Love in a Headscarf

By: 
Shelina Zahra Janmohamed
Introduction

Love.
Amour, ishq, hubb, amor, pyar. All these are words
in my lexicon to describe something delicious and
mundane, irresistible and sublime. Love inspires great
actions, absurd choices and inexplicable consequences. It
directs lives and it makes or breaks hearts. It can arbitrate
between life and death, and it can connect the body to the
soul and join them with lightning. It is the essence of the
human condition.
 
Civilisations do not clash over whether love exists or
not. They may differ about what or who should be the
object of love. They fight over the same lover. They
disagree about how love should be conducted. But love,
Love with a capital L, lies deep within every psyche and
culture, and fills books with laments and odes in
languages and paradigms from the beginning of time. In
this modern day when only what we see is allowed to have
certainty, and when scientific data seems to hold the
trump card for truth, when only what can be measured
exists, love defies all of these strictures and dances
joyfully before the eyes of human beings and teases them
with the promise of the unknown.
 
Love has been lost to our generation, diluted to
ravishing and romance. We ask it to sustain us on a
constant high and we feel betrayed and rejected when the
adrenaline rush subsides into comfortable companionable
love. We have shackled love by limiting its reign to
the arena of candlelit meals and moonlit walks. When we
talk of love in public, we have now diminished it. I wish
for us to reclaim love for our society as a conscious and
connected virtue of vast expanse and immense greatness.
We each know inside us that love relates to friends,
advisors, parents and those we live amongst. It takes
patience, dedication, and selflessness. Some, like me, may
also feel that it connects them to the Divine, the Creator
who has no shape, place or time, but who simply is.

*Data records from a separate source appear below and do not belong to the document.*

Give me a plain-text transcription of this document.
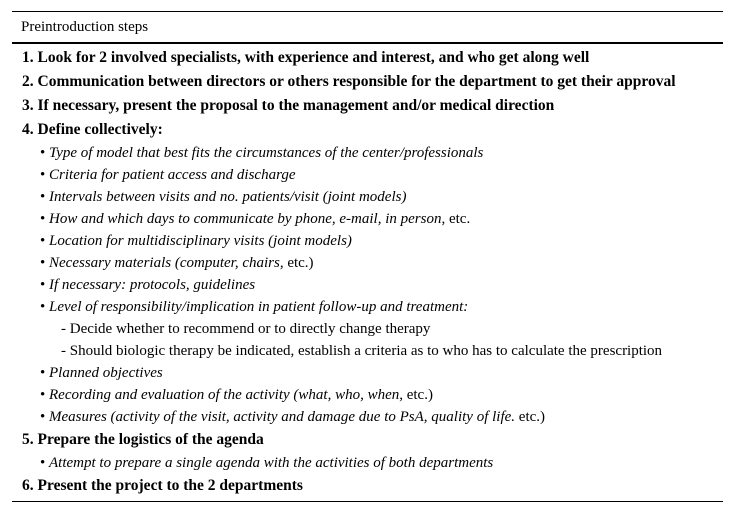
Preintroduction steps
1. Look for 2 involved specialists, with experience and interest, and who get along well
2. Communication between directors or others responsible for the department to get their approval
3. If necessary, present the proposal to the management and/or medical direction
4. Define collectively:
• Type of model that best fits the circumstances of the center/professionals
• Criteria for patient access and discharge
• Intervals between visits and no. patients/visit (joint models)
• How and which days to communicate by phone, e-mail, in person, etc.
• Location for multidisciplinary visits (joint models)
• Necessary materials (computer, chairs, etc.)
• If necessary: protocols, guidelines
• Level of responsibility/implication in patient follow-up and treatment:
- Decide whether to recommend or to directly change therapy
- Should biologic therapy be indicated, establish a criteria as to who has to calculate the prescription
• Planned objectives
• Recording and evaluation of the activity (what, who, when, etc.)
• Measures (activity of the visit, activity and damage due to PsA, quality of life. etc.)
5. Prepare the logistics of the agenda
• Attempt to prepare a single agenda with the activities of both departments
6. Present the project to the 2 departments
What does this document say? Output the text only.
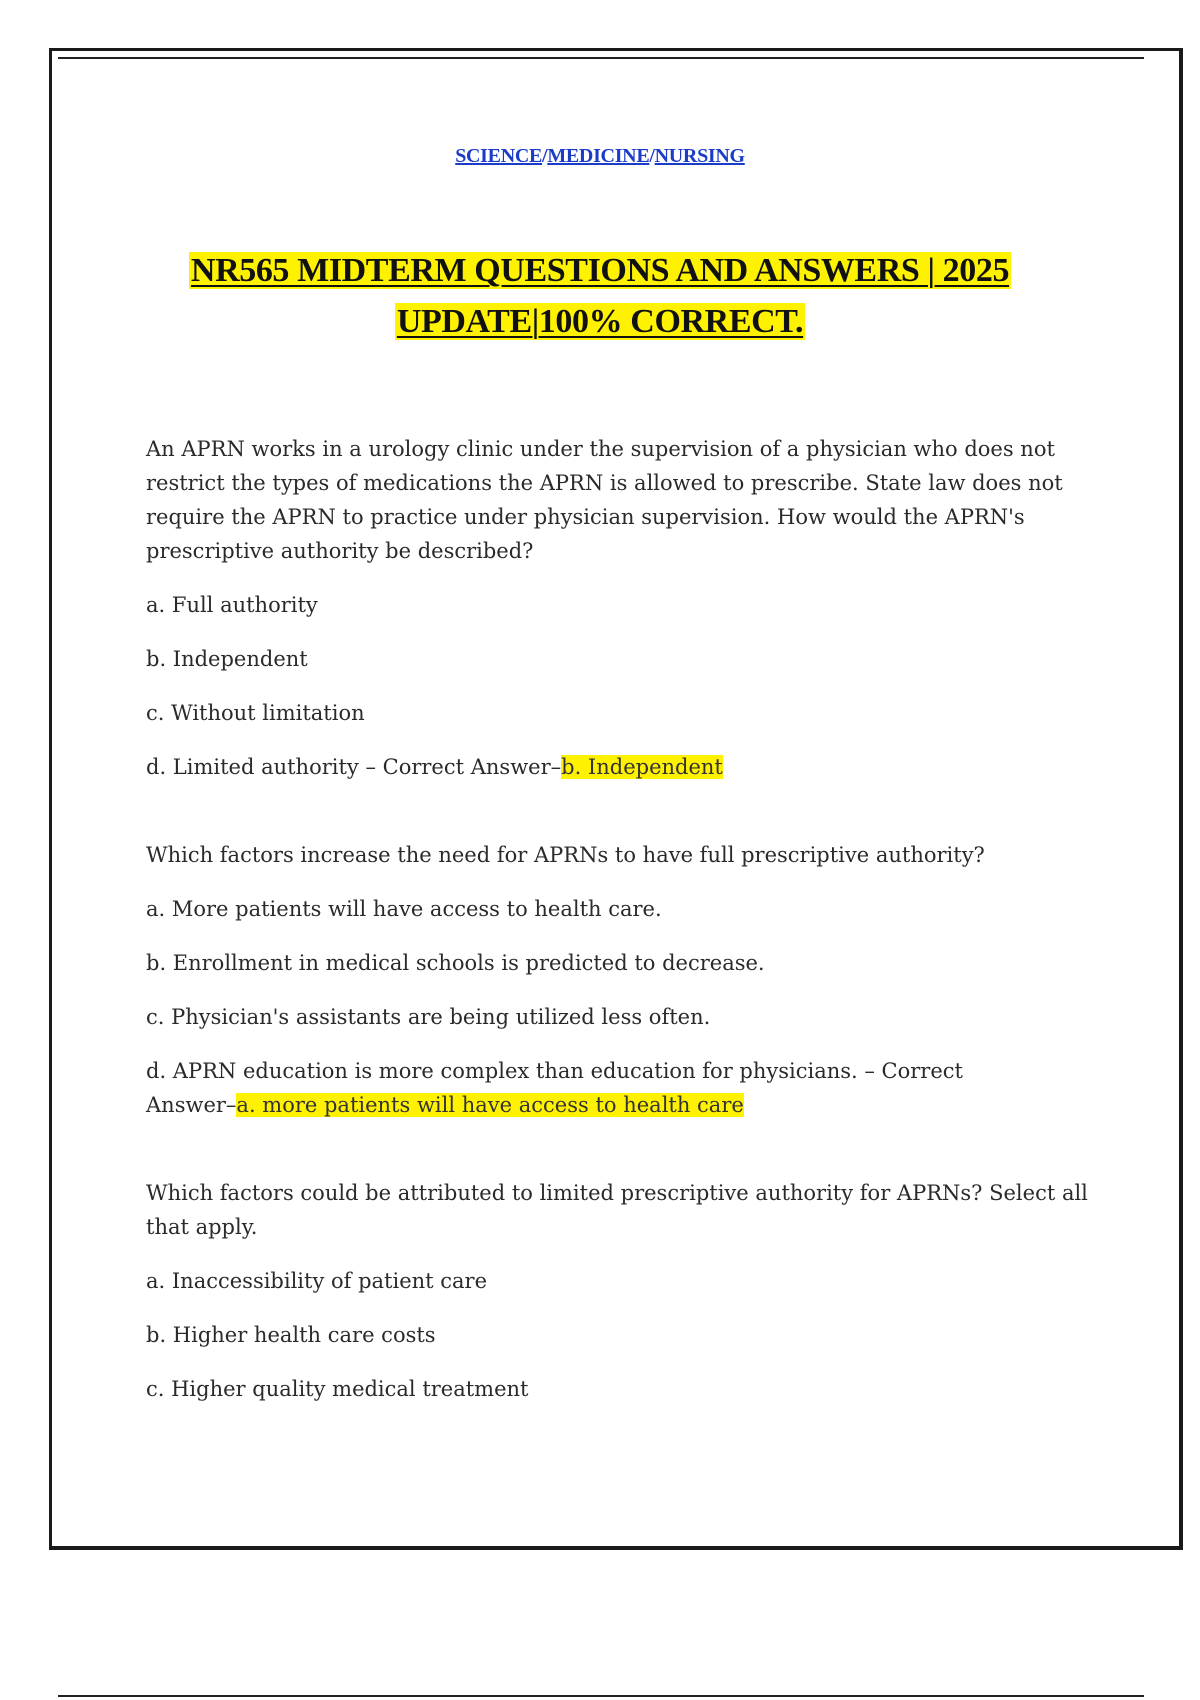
SCIENCE/MEDICINE/NURSING
NR565 MIDTERM QUESTIONS AND ANSWERS | 2025
UPDATE|100% CORRECT.

An APRN works in a urology clinic under the supervision of a physician who does not restrict the types of medications the APRN is allowed to prescribe. State law does not require the APRN to practice under physician supervision. How would the APRN's prescriptive authority be described?

a. Full authority

b. Independent

c. Without limitation

d. Limited authority – Correct Answer–b. Independent

Which factors increase the need for APRNs to have full prescriptive authority?

a. More patients will have access to health care.

b. Enrollment in medical schools is predicted to decrease.

c. Physician's assistants are being utilized less often.

d. APRN education is more complex than education for physicians. – Correct
Answer–a. more patients will have access to health care

Which factors could be attributed to limited prescriptive authority for APRNs? Select all that apply.

a. Inaccessibility of patient care

b. Higher health care costs

c. Higher quality medical treatment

The likelihood of a Muslim talking about Love in
public is small. But like most societies and cultures,
Muslims are obsessed with it. In fact, Muslim men and
women spend a large proportion of their time wondering
where on earth to find a partner. Finding that special
someone is so critical to the fabric of Muslim existence,
that almost everyone is involved – parents, siblings, aunts,
uncles, Imams, even neighbours.
 
Beneath the translucent veils of Muslim women lie
beating hearts, dreams of love, imaginations replete with
fairy tales and princes, of happily ever after. Hidden
behind the often misleading headlines of terror and
destruction that are said to be in the name of Islam are
Muslims: ordinary normal people who share that one
thing that exalts human beings and connects the sublime
within us to our mundane lives – that thing called Love.

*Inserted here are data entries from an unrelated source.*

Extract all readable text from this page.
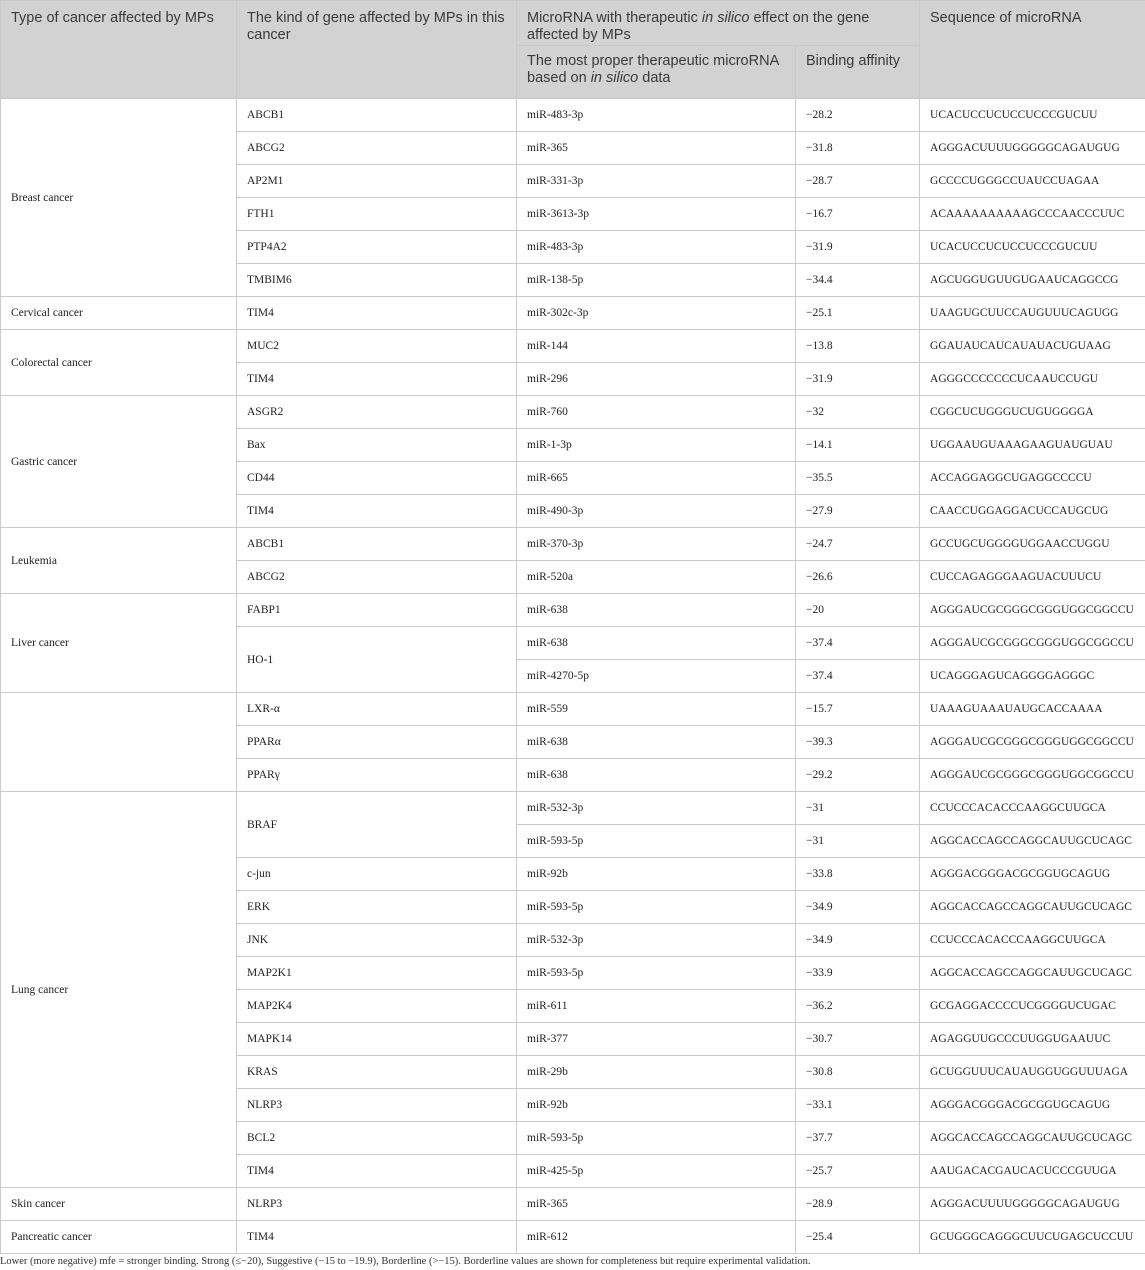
Type of cancer affected by MPs	The kind of gene affected by MPs in this cancer	MicroRNA with therapeutic in silico effect on the gene affected by MPs		Sequence of microRNA
		The most proper therapeutic microRNA based on in silico data	Binding affinity	
Breast cancer	ABCB1	miR-483-3p	−28.2	UCACUCCUCUCCUCCCGUCUU
	ABCG2	miR-365	−31.8	AGGGACUUUUGGGGGCAGAUGUG
	AP2M1	miR-331-3p	−28.7	GCCCCUGGGCCUAUCCUAGAA
	FTH1	miR-3613-3p	−16.7	ACAAAAAAAAAAGCCCAACCCUUC
	PTP4A2	miR-483-3p	−31.9	UCACUCCUCUCCUCCCGUCUU
	TMBIM6	miR-138-5p	−34.4	AGCUGGUGUUGUGAAUCAGGCCG
Cervical cancer	TIM4	miR-302c-3p	−25.1	UAAGUGCUUCCAUGUUUCAGUGG
Colorectal cancer	MUC2	miR-144	−13.8	GGAUAUCAUCAUAUACUGUAAG
	TIM4	miR-296	−31.9	AGGGCCCCCCCUCAAUCCUGU
Gastric cancer	ASGR2	miR-760	−32	CGGCUCUGGGUCUGUGGGGA
	Bax	miR-1-3p	−14.1	UGGAAUGUAAAGAAGUAUGUAU
	CD44	miR-665	−35.5	ACCAGGAGGCUGAGGCCCCU
	TIM4	miR-490-3p	−27.9	CAACCUGGAGGACUCCAUGCUG
Leukemia	ABCB1	miR-370-3p	−24.7	GCCUGCUGGGGUGGAACCUGGU
	ABCG2	miR-520a	−26.6	CUCCAGAGGGAAGUACUUUCU
Liver cancer	FABP1	miR-638	−20	AGGGAUCGCGGGCGGGUGGCGGCCU
	HO-1	miR-638	−37.4	AGGGAUCGCGGGCGGGUGGCGGCCU
		miR-4270-5p	−37.4	UCAGGGAGUCAGGGGAGGGC
	LXR-α	miR-559	−15.7	UAAAGUAAAUAUGCACCAAAA
	PPARα	miR-638	−39.3	AGGGAUCGCGGGCGGGUGGCGGCCU
	PPARγ	miR-638	−29.2	AGGGAUCGCGGGCGGGUGGCGGCCU
Lung cancer	BRAF	miR-532-3p	−31	CCUCCCACACCCAAGGCUUGCA
		miR-593-5p	−31	AGGCACCAGCCAGGCAUUGCUCAGC
	c-jun	miR-92b	−33.8	AGGGACGGGACGCGGUGCAGUG
	ERK	miR-593-5p	−34.9	AGGCACCAGCCAGGCAUUGCUCAGC
	JNK	miR-532-3p	−34.9	CCUCCCACACCCAAGGCUUGCA
	MAP2K1	miR-593-5p	−33.9	AGGCACCAGCCAGGCAUUGCUCAGC
	MAP2K4	miR-611	−36.2	GCGAGGACCCCUCGGGGUCUGAC
	MAPK14	miR-377	−30.7	AGAGGUUGCCCUUGGUGAAUUC
	KRAS	miR-29b	−30.8	GCUGGUUUCAUAUGGUGGUUUAGA
	NLRP3	miR-92b	−33.1	AGGGACGGGACGCGGUGCAGUG
	BCL2	miR-593-5p	−37.7	AGGCACCAGCCAGGCAUUGCUCAGC
	TIM4	miR-425-5p	−25.7	AAUGACACGAUCACUCCCGUUGA
Skin cancer	NLRP3	miR-365	−28.9	AGGGACUUUUGGGGGCAGAUGUG
Pancreatic cancer	TIM4	miR-612	−25.4	GCUGGGCAGGGCUUCUGAGCUCCUU
Lower (more negative) mfe = stronger binding. Strong (≤−20), Suggestive (−15 to −19.9), Borderline (>−15). Borderline values are shown for completeness but require experimental validation.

Muslim women have many stories to tell. Some of
these are horrific. The suffering, oppression and abuse
that some women face in the name of religion, but which 
in reality is driven by culture and power, must never be
forgotten and has to be stopped. I feel a double distress,
sharing their pain as sisters in faith but also seeing the
beauty of my religion misappropriated, misrepresented
and abused to serve inhumane ends.
 
Stories like mine have remained unheard, as they do
not fit neatly with prevailing stereotypes which tell tales of
Islam’s oppression or of those rejecting Islam. Nonetheless,
such stories are just as crucial to our understanding
of what it means to be a Muslim woman. Not every
Muslim woman is subjected to a forced marriage,
kidnapping or imprisonment. We are not one-dimensional
creatures hidden behind black veils. Many Muslim
women, like me, find Islam to be a positive, liberating and
uplifting experience. We love our lives all the more for it.
My account is dedicated to all Muslim women, so that
humour, hope and humanity can once again become part
of our story.
 
Muslim women come in many shapes, colours and
flavours, and my story is simply the tale of one woman’s
experience. Hidden within my story are the human
passions and hopes of many Muslims, both men and
women, and of human beings of other faiths and no faith
at all, all of whose own searches for love may have been as
perilous, heartbreaking and entertaining as mine.
 
The search for love is a journey to find many different
things. It is the search for a partner and companion, for
the excitement of romance. It is also the search for a
Cherisher, for someone to nurture or someone to be
nurtured by. It is a search for meaning, for the knowledge
that you have achieved something, for a momentary
acknowledgement or for immortality of your name. Love
can be the name of the escape from the physical into the
spiritual or from the mental into the carnal. The search
for love is a resolute journey: to find out what it means to
be human, and to share that humanity.